The overall morphology of Decumbispongia does indeed resemble some of the coprolites that Zhuravlev et al. (2014) draw attention to, but the problems of the curved, surface-parallel spicule rays, and their regular arrangement, still remain. The cololite of the trilobite Bergeroniellus illustrated by Ivantsov et al. (2005) contains a few hexactine spicules, but otherwise shows no similarity to Decumbispongia, being an insubstantial, straight trace along the centre of the axis; only a few spicules are visible, and these are disordered with no clear arrangement. Of the other examples provided for comparison, Zhu et al. (2013) do not record any spicules, while Vannier (2012) record some possible monaxon spicules that were considered to be accidentally ingested with sediment, and then discuss in detail why the other monaxial structures present were probably not spicules. None of these examples resemble the regular organisation of the skeleton on the surface of Decumbispongia.
It is very difficult to interpret the consistently semi-toroid Decumbispongia as a cololite simply due to its curvature, which is presumably why the authors regard the complete and largest specimens (which show the strongest curvature) as coprolites— although there is no reason to assume that the specimen showing the best spicule arrangement was not the same shape as the other complete examples. There is a similar arrangement of spicules visible on the surfaces of those specimens that Zhuravlev et al. (2014) interpret as cololites and coprolites, and no clear difference in form, making the separation difficult to justify.

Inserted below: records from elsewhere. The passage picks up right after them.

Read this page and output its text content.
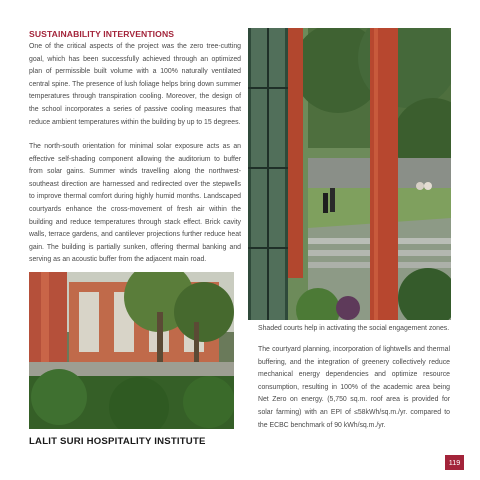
SUSTAINABILITY INTERVENTIONS

One of the critical aspects of the project was the zero tree-cutting goal, which has been successfully achieved through an optimized plan of permissible built volume with a 100% naturally ventilated central spine. The presence of lush foliage helps bring down summer temperatures through transpiration cooling. Moreover, the design of the school incorporates a series of passive cooling measures that reduce ambient temperatures within the building by up to 15 degrees.

The north-south orientation for minimal solar exposure acts as an effective self-shading component allowing the auditorium to buffer from solar gains. Summer winds travelling along the northwest-southeast direction are harnessed and redirected over the stepwells to improve thermal comfort during highly humid months. Landscaped courtyards enhance the cross-movement of fresh air within the building and reduce temperatures through stack effect. Brick cavity walls, terrace gardens, and cantilever projections further reduce heat gain. The building is partially sunken, offering thermal banking and serving as an acoustic buffer from the adjacent main road.

Shaded courts help in activating the social engagement zones.

The courtyard planning, incorporation of lightwells and thermal buffering, and the integration of greenery collectively reduce mechanical energy dependencies and optimize resource consumption, resulting in 100% of the academic area being Net Zero on energy. (5,750 sq.m. roof area is provided for solar farming) with an EPI of ≤58kWh/sq.m./yr. compared to the ECBC benchmark of 90 kWh/sq.m./yr.

LALIT SURI HOSPITALITY INSTITUTE
119
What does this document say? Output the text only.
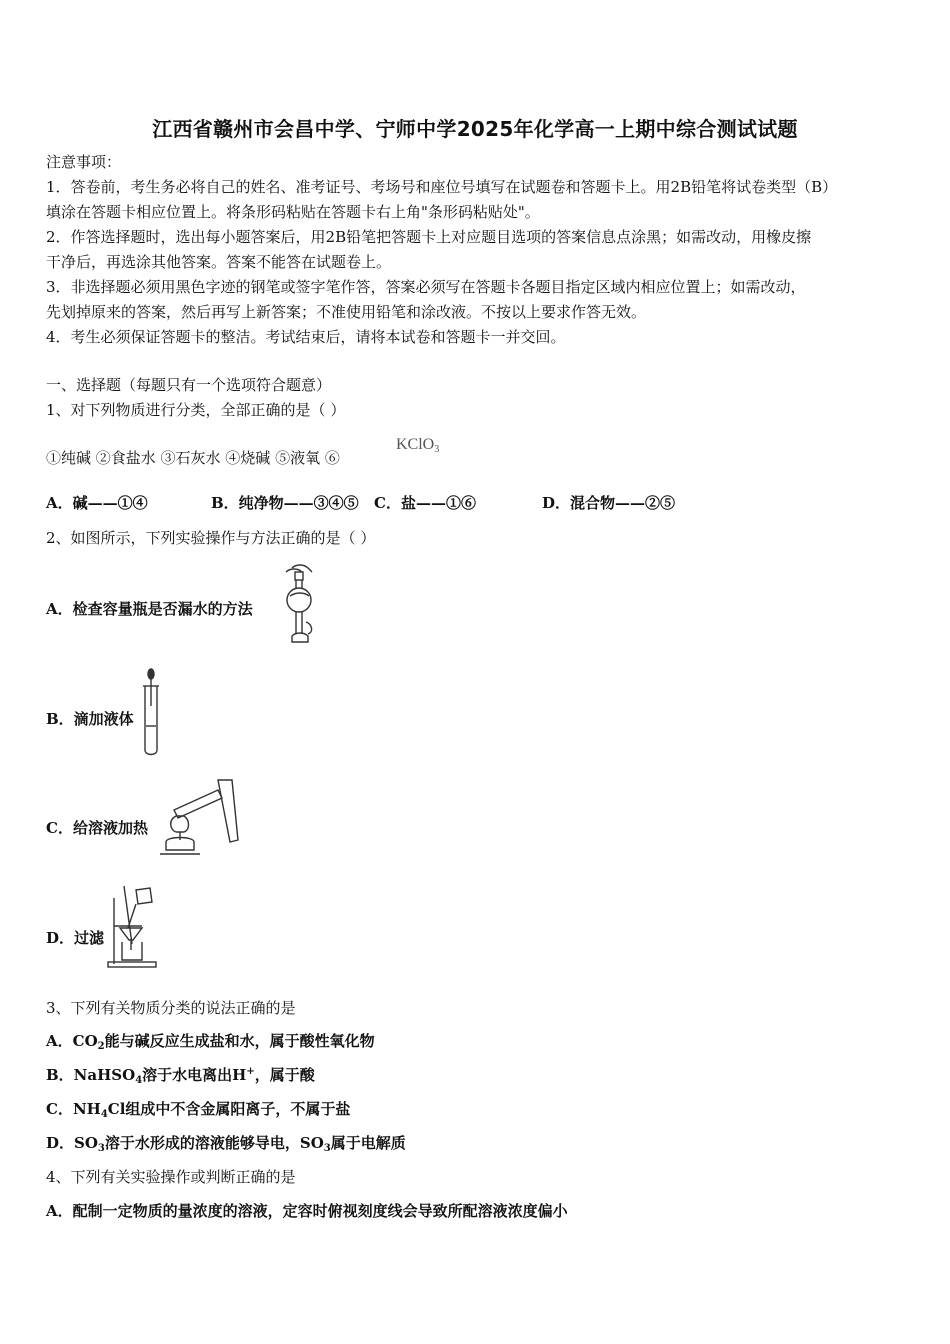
江西省赣州市会昌中学、宁师中学2025年化学高一上期中综合测试试题
注意事项：
1．答卷前，考生务必将自己的姓名、准考证号、考场号和座位号填写在试题卷和答题卡上。用2B铅笔将试卷类型（B）
填涂在答题卡相应位置上。将条形码粘贴在答题卡右上角"条形码粘贴处"。
2．作答选择题时，选出每小题答案后，用2B铅笔把答题卡上对应题目选项的答案信息点涂黑；如需改动，用橡皮擦
干净后，再选涂其他答案。答案不能答在试题卷上。
3．非选择题必须用黑色字迹的钢笔或签字笔作答，答案必须写在答题卡各题目指定区域内相应位置上；如需改动，
先划掉原来的答案，然后再写上新答案；不准使用铅笔和涂改液。不按以上要求作答无效。
4．考生必须保证答题卡的整洁。考试结束后，请将本试卷和答题卡一并交回。
一、选择题（每题只有一个选项符合题意）
1、对下列物质进行分类，全部正确的是（ ）
①纯碱 ②食盐水 ③石灰水 ④烧碱 ⑤液氧 ⑥
KClO$_3$
A．碱——①④	B．纯净物——③④⑤ C．盐——①⑥	D．混合物——②⑤
2、如图所示，下列实验操作与方法正确的是（ ）
A．检查容量瓶是否漏水的方法
B．滴加液体
C．给溶液加热
D．过滤
3、下列有关物质分类的说法正确的是
A．$CO_2$能与碱反应生成盐和水，属于酸性氧化物
B．NaHSO$_4$溶于水电离出H+，属于酸
C．$NH_4Cl$组成中不含金属阳离子，不属于盐
D．$SO_3$溶于水形成的溶液能够导电，$SO_3$属于电解质
4、下列有关实验操作或判断正确的是
A．配制一定物质的量浓度的溶液，定容时俯视刻度线会导致所配溶液浓度偏小
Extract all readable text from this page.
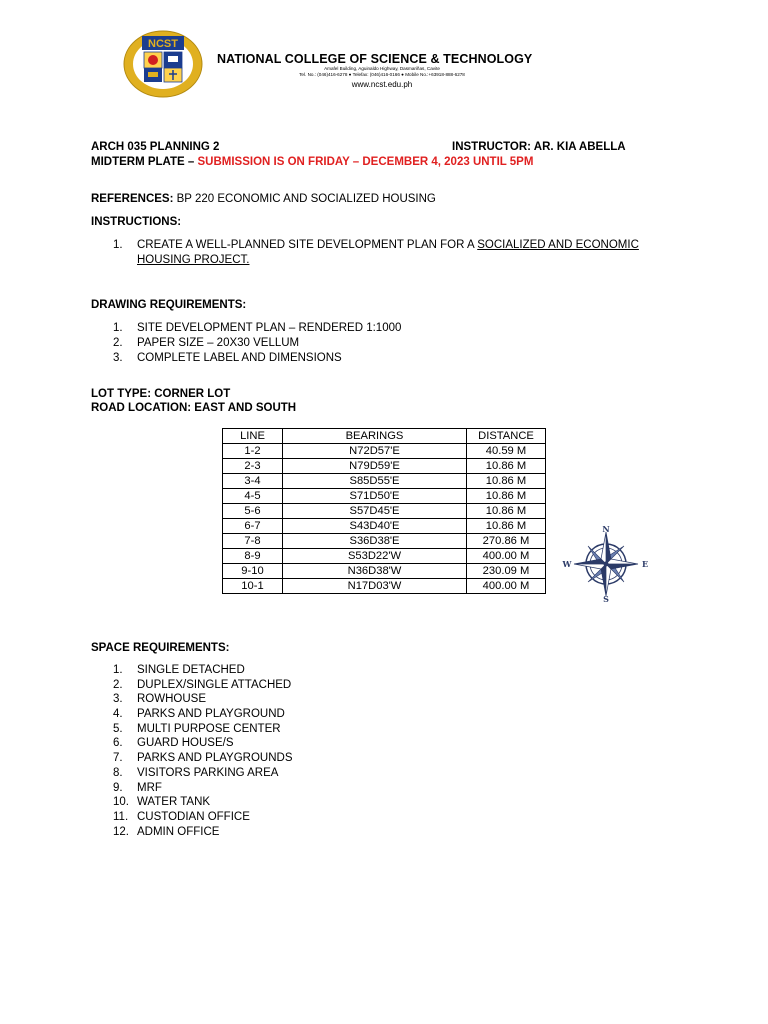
NCST
NATIONAL COLLEGE OF SCIENCE & TECHNOLOGY
Amafel Building, Aguinaldo Highway, Dasmariñas, Cavite
Tel. No.: (046)416-6278 ● Telefax: (046)416-0166 ● Mobile No.:+63918-888-6278
www.ncst.edu.ph
ARCH 035 PLANNING 2	INSTRUCTOR: AR. KIA ABELLA
MIDTERM PLATE – SUBMISSION IS ON FRIDAY – DECEMBER 4, 2023 UNTIL 5PM
REFERENCES: BP 220 ECONOMIC AND SOCIALIZED HOUSING
INSTRUCTIONS:
1. CREATE A WELL-PLANNED SITE DEVELOPMENT PLAN FOR A SOCIALIZED AND ECONOMIC
HOUSING PROJECT.
DRAWING REQUIREMENTS:
1. SITE DEVELOPMENT PLAN – RENDERED 1:1000
2. PAPER SIZE – 20X30 VELLUM
3. COMPLETE LABEL AND DIMENSIONS
LOT TYPE: CORNER LOT
ROAD LOCATION: EAST AND SOUTH
LINE	BEARINGS	DISTANCE
1-2	N72D57'E	40.59 M
2-3	N79D59'E	10.86 M
3-4	S85D55'E	10.86 M
4-5	S71D50'E	10.86 M
5-6	S57D45'E	10.86 M
6-7	S43D40'E	10.86 M
7-8	S36D38'E	270.86 M
8-9	S53D22'W	400.00 M
9-10	N36D38'W	230.09 M
10-1	N17D03'W	400.00 M
N
S
E
W
SPACE REQUIREMENTS:
1. SINGLE DETACHED
2. DUPLEX/SINGLE ATTACHED
3. ROWHOUSE
4. PARKS AND PLAYGROUND
5. MULTI PURPOSE CENTER
6. GUARD HOUSE/S
7. PARKS AND PLAYGROUNDS
8. VISITORS PARKING AREA
9. MRF
10. WATER TANK
11. CUSTODIAN OFFICE
12. ADMIN OFFICE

Overall, we do not think that the suggestions of Zhuravlev et al. can adequately explain the specific features of Decumbispongia that led to our interpretation of these specimens as sponges. If they represent the cololites or coprolites of large ecdysozoans, it is also difficult to explain the lack of any evidence for these organisms, despite the presence of bivalved arthropods and exquisitely preserved sponges in the deposit (Xiao et al. 2005). Instead, we suggest that an interpretation as sponges should be considered for any similar, spicule-bearing fossils that may otherwise be interpreted as cololites or coprolites. These fossils remain enigmatic, and we welcome the debate as it highlights their peculiar characteristics.